INHERITANCE (PROVISION FOR FAMILY AND DEPENDANTS) ACT 1975
Protecting Your Rights
Where someone who was domiciled in England or Wales dies, then any person who falls into one of the five categories specified in the Inheritance (Provision for Family and Dependants) Act 1975 can apply to the court for money from the deceased’s estate on the grounds that the effect of the Will, or any intestacy in the absence of any Will, is such that that person has not been provided with reasonable financial provision from the deceased.
The four relevant categories for cases I deal with usually are:
(a) former spouse or civil partner;
(b) a child; and
(c) ‘any person who immediately before the death of the deceased was being maintained, either wholly or partly, by the deceased’;
(d) any person who was cohabiting as husband and wife with the deceased for two years prior to the death of the deceased.
The definition of reasonable financial provision is: ‘such financial provision as it would be reasonable in all the circumstances of the case for the applicant to receive for his maintenance’.
Although the Act refers to maintenance, the court has power to order not only payment of maintenance out of the estate but also payment of a lump sum or a transfer of property order.
The Act provides that a person shall be treated as being maintained by the deceased ‘either wholly or partly … if the deceased, otherwise than for full valuable consideration, was making a substantial contribution in money or money’s worth towards the reasonable needs of that person’.
In considering what order should be made, the court is required to have regard to the following matters, namely:
(a) the financial resources and financial needs which the applicant has or is likely to have in the foreseeable future;
(b) the financial resources and financial needs which any other applicant for an order under the Act has or is likely to have in the foreseeable future;
(c) the financial resources and financial needs which any beneficiary of the estate of the deceased has or is likely to have in the foreseeable future;
(d) any obligations and responsibilities which the deceased had towards any applicant or towards any beneficiary of the estate;
(e) the size and nature of the net estate of the deceased;
(f) any physical or mental disability of any applicant for an order;
(g) any other matter, including the conduct of the applicant or any other person, which in the circumstances of the case the court may consider relevant.
When considering what money should be paid out of the estate to a spouse or former spouse of the deceased, the court must have regard to:
(a) the age of the applicant and the duration of the marriage;
(b) the contribution made by the applicant to the welfare of the family of the deceased, including any contribution made by looking after the home or caring for the family.
The court is also required to take into account an applicant’s earning capacity, financial obligations and responsibilities.
The purpose of the Act is to ensure that someone who was previously dependent on the deceased does not suffer hardship on the death of the deceased by no longer receiving financial support.

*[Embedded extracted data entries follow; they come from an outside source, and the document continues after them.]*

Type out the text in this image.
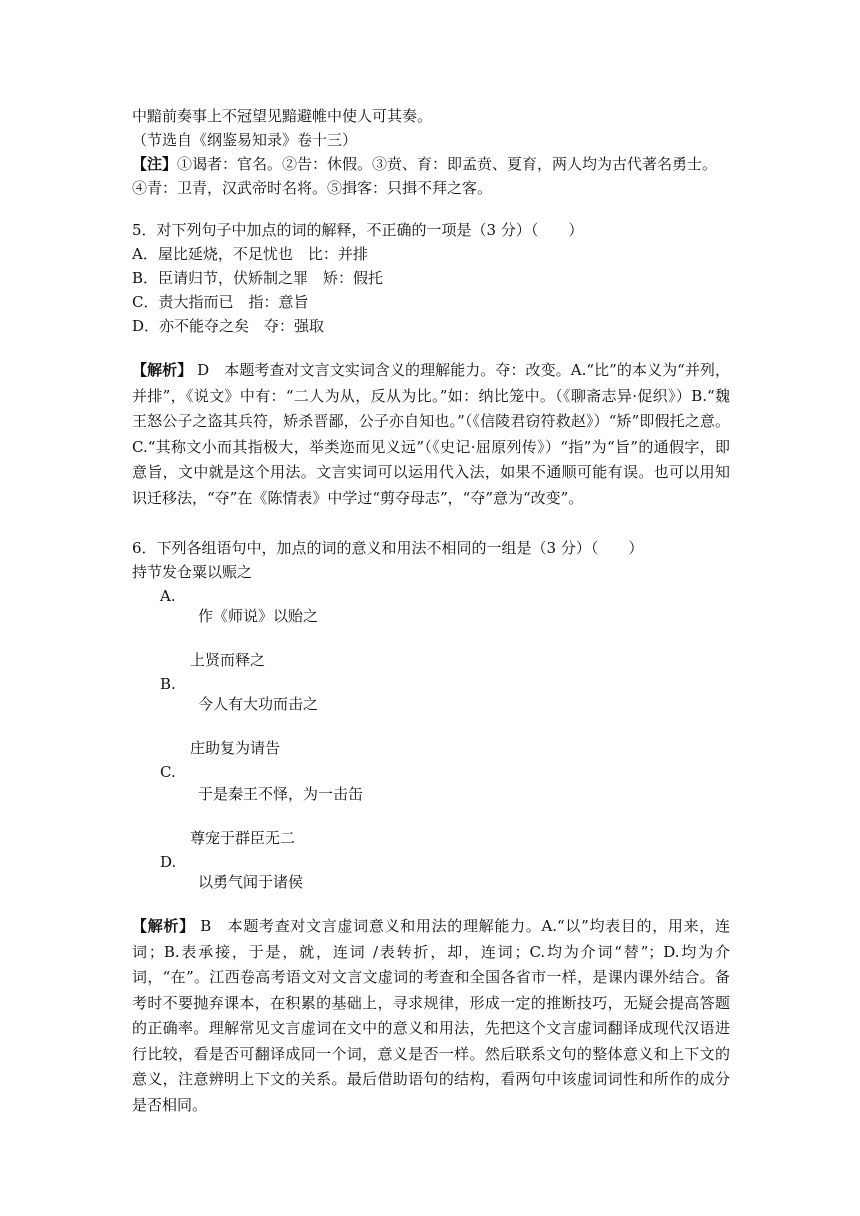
中黯前奏事上不冠望见黯避帷中使人可其奏。
（节选自《纲鉴易知录》卷十三）
【注】①谒者：官名。②告：休假。③贲、育：即孟贲、夏育，两人均为古代著名勇士。
④青：卫青，汉武帝时名将。⑤揖客：只揖不拜之客。
5．对下列句子中加点的词的解释，不正确的一项是（3 分）（　　）
A．屋比延烧，不足忧也　比：并排
B．臣请归节，伏矫制之罪　矫：假托
C．责大指而已　指：意旨
D．亦不能夺之矣　夺：强取
【解析】 D　本题考查对文言文实词含义的理解能力。夺：改变。A.“比”的本义为“并列，并排”，《说文》中有：“二人为从，反从为比。”如：纳比笼中。（《聊斋志异·促织》）B.“魏王怒公子之盗其兵符，矫杀晋鄙，公子亦自知也。”（《信陵君窃符救赵》）“矫”即假托之意。C.“其称文小而其指极大，举类迩而见义远”（《史记·屈原列传》）“指”为“旨”的通假字，即意旨，文中就是这个用法。文言实词可以运用代入法，如果不通顺可能有误。也可以用知识迁移法，“夺”在《陈情表》中学过“剪夺母志”，“夺”意为“改变”。
6．下列各组语句中，加点的词的意义和用法不相同的一组是（3 分）（　　）
持节发仓粟以赈之
A.
作《师说》以贻之
上贤而释之
B.
今人有大功而击之
庄助复为请告
C.
于是秦王不怿，为一击缶
尊宠于群臣无二
D.
以勇气闻于诸侯
【解析】 B　本题考查对文言虚词意义和用法的理解能力。A.“以”均表目的，用来，连词；B.表承接，于是，就，连词 /表转折，却，连词；C.均为介词“替”；D.均为介词，“在”。江西卷高考语文对文言文虚词的考查和全国各省市一样，是课内课外结合。备考时不要抛弃课本，在积累的基础上，寻求规律，形成一定的推断技巧，无疑会提高答题的正确率。理解常见文言虚词在文中的意义和用法，先把这个文言虚词翻译成现代汉语进行比较，看是否可翻译成同一个词，意义是否一样。然后联系文句的整体意义和上下文的意义，注意辨明上下文的关系。最后借助语句的结构，看两句中该虚词词性和所作的成分是否相同。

The Act is not about what other people may believe to be morally right or just.
To start the court proceedings, you would have to sign a statement setting out the facts of your case, which I can prepare for you.
The court considers what orders are necessary for the future conduct of the case and all necessary documents have to be listed and disclosed to the others involved in the case. It is therefore important that you keep all relevant documents including any financial documents.
After all relevant documents have been exchanged, it will then be necessary to instruct a barrister to advise as to whether or not the case is ready. It will also be necessary to obtain a valuation of any properties. Only then will it be possible to obtain a final hearing date.
Because of severe delays at court, it could be at least one year from the date that court proceedings are started until the final hearing.
Even if it is necessary to start court proceedings, that does not mean that the case must go all the way to a final hearing. Most cases are resolved by agreement long before a final hearing.